A première vue, la primaire socialiste tourne au casse tête. Médiatique, d’abord. Car les succès d’audience de cette espèce de "Star Ac" socialo socialiste font littéralement exploser les compteurs du CSA qui veille à l’équilibre quantitatif des temps de parole dans l’audiovisuel.

Le publicitaire Jacques Séguéla, jamais avare de formules, parle de "hold-up médiatique du siècle". Au total, 8 heures de télé rien que pour la gauche et des audimats au diapason. Soit dit en passant, c’est plutôt rassurant quand on se souvient que DSK avait réuni 13 millions de téléspectateurs sur TF1 pour parler de choses légèrement moins glorieuses.

Casse tête pour la droite qui aura une fois encore fait étalage de ses divergences. Sarkozy qui voit dans la primaire une atteinte à l’esprit de la Ve république, quand Fillon trouve le processus moderne et que Juppé prépare dit-on une initiative pour contrer le succès d’estime engrangé par le PS.

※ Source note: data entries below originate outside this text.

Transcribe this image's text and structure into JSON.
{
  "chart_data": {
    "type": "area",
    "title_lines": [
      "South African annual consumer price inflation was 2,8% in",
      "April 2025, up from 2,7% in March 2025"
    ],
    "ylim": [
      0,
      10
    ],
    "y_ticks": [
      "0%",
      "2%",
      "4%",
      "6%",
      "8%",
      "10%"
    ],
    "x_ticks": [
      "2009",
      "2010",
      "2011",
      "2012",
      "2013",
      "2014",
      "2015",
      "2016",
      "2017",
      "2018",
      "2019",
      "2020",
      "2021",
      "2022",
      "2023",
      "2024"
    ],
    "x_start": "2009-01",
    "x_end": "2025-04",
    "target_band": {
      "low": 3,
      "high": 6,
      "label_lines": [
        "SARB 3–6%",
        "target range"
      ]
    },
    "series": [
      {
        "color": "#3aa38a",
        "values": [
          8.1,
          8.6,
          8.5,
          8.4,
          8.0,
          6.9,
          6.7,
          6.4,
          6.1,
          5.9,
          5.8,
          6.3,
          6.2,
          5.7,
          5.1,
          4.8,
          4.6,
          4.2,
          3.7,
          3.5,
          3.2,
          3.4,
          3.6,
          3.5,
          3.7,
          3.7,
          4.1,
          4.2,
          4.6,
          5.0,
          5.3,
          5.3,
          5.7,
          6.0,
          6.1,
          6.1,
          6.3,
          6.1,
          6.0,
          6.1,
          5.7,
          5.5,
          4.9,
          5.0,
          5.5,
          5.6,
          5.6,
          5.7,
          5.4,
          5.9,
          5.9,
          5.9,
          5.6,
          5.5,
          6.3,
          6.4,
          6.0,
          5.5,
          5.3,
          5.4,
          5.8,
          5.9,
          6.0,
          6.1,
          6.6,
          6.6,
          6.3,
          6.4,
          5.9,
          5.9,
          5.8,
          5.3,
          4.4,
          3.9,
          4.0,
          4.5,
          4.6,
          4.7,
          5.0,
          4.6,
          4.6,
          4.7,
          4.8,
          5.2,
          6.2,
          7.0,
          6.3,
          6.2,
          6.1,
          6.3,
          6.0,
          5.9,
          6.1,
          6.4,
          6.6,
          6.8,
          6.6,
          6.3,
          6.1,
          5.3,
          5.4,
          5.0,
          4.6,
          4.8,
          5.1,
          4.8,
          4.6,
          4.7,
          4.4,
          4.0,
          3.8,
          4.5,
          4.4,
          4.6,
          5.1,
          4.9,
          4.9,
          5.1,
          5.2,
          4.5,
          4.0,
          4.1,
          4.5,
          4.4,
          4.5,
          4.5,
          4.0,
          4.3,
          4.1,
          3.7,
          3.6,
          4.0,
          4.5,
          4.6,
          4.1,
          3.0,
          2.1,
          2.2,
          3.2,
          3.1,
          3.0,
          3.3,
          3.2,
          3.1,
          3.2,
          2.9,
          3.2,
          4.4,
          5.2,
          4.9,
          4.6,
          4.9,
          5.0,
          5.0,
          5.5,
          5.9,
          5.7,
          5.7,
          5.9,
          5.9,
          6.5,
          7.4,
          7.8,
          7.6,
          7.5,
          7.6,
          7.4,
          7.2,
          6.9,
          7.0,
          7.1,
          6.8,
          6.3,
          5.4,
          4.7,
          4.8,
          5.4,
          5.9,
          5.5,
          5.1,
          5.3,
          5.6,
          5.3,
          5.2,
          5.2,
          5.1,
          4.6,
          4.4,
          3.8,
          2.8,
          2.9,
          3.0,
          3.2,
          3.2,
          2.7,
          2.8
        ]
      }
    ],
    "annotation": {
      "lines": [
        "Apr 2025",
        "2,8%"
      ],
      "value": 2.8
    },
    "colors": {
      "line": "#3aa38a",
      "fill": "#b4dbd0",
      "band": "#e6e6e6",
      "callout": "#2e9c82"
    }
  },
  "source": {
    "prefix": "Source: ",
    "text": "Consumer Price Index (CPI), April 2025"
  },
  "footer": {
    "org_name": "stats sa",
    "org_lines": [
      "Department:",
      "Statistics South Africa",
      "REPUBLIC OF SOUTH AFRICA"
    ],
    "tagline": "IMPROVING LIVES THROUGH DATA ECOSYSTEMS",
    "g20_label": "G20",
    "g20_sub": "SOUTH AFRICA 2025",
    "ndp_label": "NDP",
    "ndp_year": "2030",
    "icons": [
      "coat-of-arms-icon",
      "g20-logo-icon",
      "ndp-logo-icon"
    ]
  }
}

Casse tête aussi pour la gauche car en dépit des précautions oratoires prises par les débatteurs, François Hollande, s’il est qualifié au second tour, aura toutes les peines du monde à se débarrasser de l’étiquette "gauche molle" que Mme Aubry a gentiment collée sur son veston de présidentiable. Nul doute que la droite en fera bon usage ultérieurement.

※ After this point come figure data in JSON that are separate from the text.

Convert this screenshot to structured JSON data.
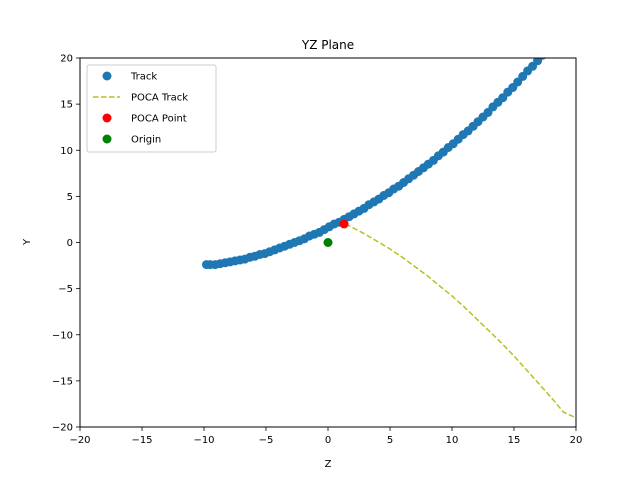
{
  "chart_data": {
    "type": "scatter",
    "title": "YZ Plane",
    "xlabel": "Z",
    "ylabel": "Y",
    "xlim": [
      -20,
      20
    ],
    "ylim": [
      -20,
      20
    ],
    "xticks": [
      -20,
      -15,
      -10,
      -5,
      0,
      5,
      10,
      15,
      20
    ],
    "yticks": [
      -20,
      -15,
      -10,
      -5,
      0,
      5,
      10,
      15,
      20
    ],
    "xtick_labels": [
      "−20",
      "−15",
      "−10",
      "−5",
      "0",
      "5",
      "10",
      "15",
      "20"
    ],
    "ytick_labels": [
      "−20",
      "−15",
      "−10",
      "−5",
      "0",
      "5",
      "10",
      "15",
      "20"
    ],
    "grid": false,
    "legend_position": "upper-left",
    "series": [
      {
        "name": "Track",
        "kind": "scatter",
        "color": "#1f77b4",
        "x": [
          -9.8,
          -9.5,
          -9.1,
          -8.7,
          -8.3,
          -7.9,
          -7.5,
          -7.1,
          -6.7,
          -6.3,
          -5.9,
          -5.5,
          -5.1,
          -4.7,
          -4.3,
          -3.9,
          -3.5,
          -3.1,
          -2.7,
          -2.3,
          -1.9,
          -1.5,
          -1.1,
          -0.7,
          -0.3,
          0.1,
          0.5,
          0.9,
          1.3,
          1.7,
          2.1,
          2.5,
          2.9,
          3.3,
          3.7,
          4.1,
          4.5,
          4.9,
          5.3,
          5.7,
          6.1,
          6.5,
          6.9,
          7.3,
          7.7,
          8.1,
          8.5,
          8.9,
          9.3,
          9.7,
          10.1,
          10.5,
          10.9,
          11.3,
          11.7,
          12.1,
          12.5,
          12.9,
          13.3,
          13.7,
          14.1,
          14.5,
          14.9,
          15.3,
          15.7,
          16.1,
          16.5,
          16.9,
          17.3,
          17.7,
          18.1
        ],
        "y": [
          -2.4,
          -2.4,
          -2.4,
          -2.3,
          -2.2,
          -2.1,
          -2.0,
          -1.9,
          -1.8,
          -1.6,
          -1.5,
          -1.3,
          -1.2,
          -1.0,
          -0.8,
          -0.6,
          -0.4,
          -0.2,
          0.0,
          0.2,
          0.4,
          0.7,
          0.9,
          1.1,
          1.4,
          1.7,
          2.0,
          2.2,
          2.5,
          2.8,
          3.1,
          3.4,
          3.7,
          4.1,
          4.4,
          4.7,
          5.1,
          5.4,
          5.8,
          6.1,
          6.5,
          6.9,
          7.3,
          7.7,
          8.1,
          8.5,
          8.9,
          9.4,
          9.8,
          10.3,
          10.7,
          11.2,
          11.7,
          12.1,
          12.6,
          13.1,
          13.6,
          14.1,
          14.7,
          15.2,
          15.7,
          16.3,
          16.8,
          17.4,
          18.0,
          18.6,
          19.1,
          19.7,
          20.3,
          20.9,
          21.5
        ]
      },
      {
        "name": "POCA Track",
        "kind": "line",
        "color": "#bcbd22",
        "dash": "dashed",
        "x": [
          1.4,
          2,
          3,
          4,
          5,
          6,
          7,
          8,
          9,
          10,
          11,
          12,
          13,
          14,
          15,
          16,
          17,
          18,
          19,
          20
        ],
        "y": [
          2.0,
          1.6,
          0.9,
          0.1,
          -0.7,
          -1.6,
          -2.6,
          -3.6,
          -4.7,
          -5.8,
          -7.0,
          -8.3,
          -9.6,
          -10.9,
          -12.3,
          -13.8,
          -15.3,
          -16.8,
          -18.4,
          -19.0
        ]
      },
      {
        "name": "POCA Point",
        "kind": "scatter",
        "color": "#ff0000",
        "x": [
          1.3
        ],
        "y": [
          2.0
        ]
      },
      {
        "name": "Origin",
        "kind": "scatter",
        "color": "#008000",
        "x": [
          0
        ],
        "y": [
          0
        ]
      }
    ]
  }
}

Il n’empêche. Comme aurait dit Coluche, la primaire socialiste aura fait avancer le Schmilblick. Cet exercice de démocratie directe ne peut que rapprocher les citoyens de leurs élites supposées et rétrécir le fameux fossé entre le pays légal et le pays réel. Cela dit, la primaire n’est qu’un échauffement. Un entrainement avant le vrai match. En 2012, finis les fleurets mouchetés. Oubliés les pistolets à eau. Ce sera du tir à balles réelles. On a joué à l’élection présidentielle. Ce sera une tout autre histoire avec le vrai scrutin. Comme disait Marx, “il ne faut pas prendre les conquêtes partielles pour des fins en soi.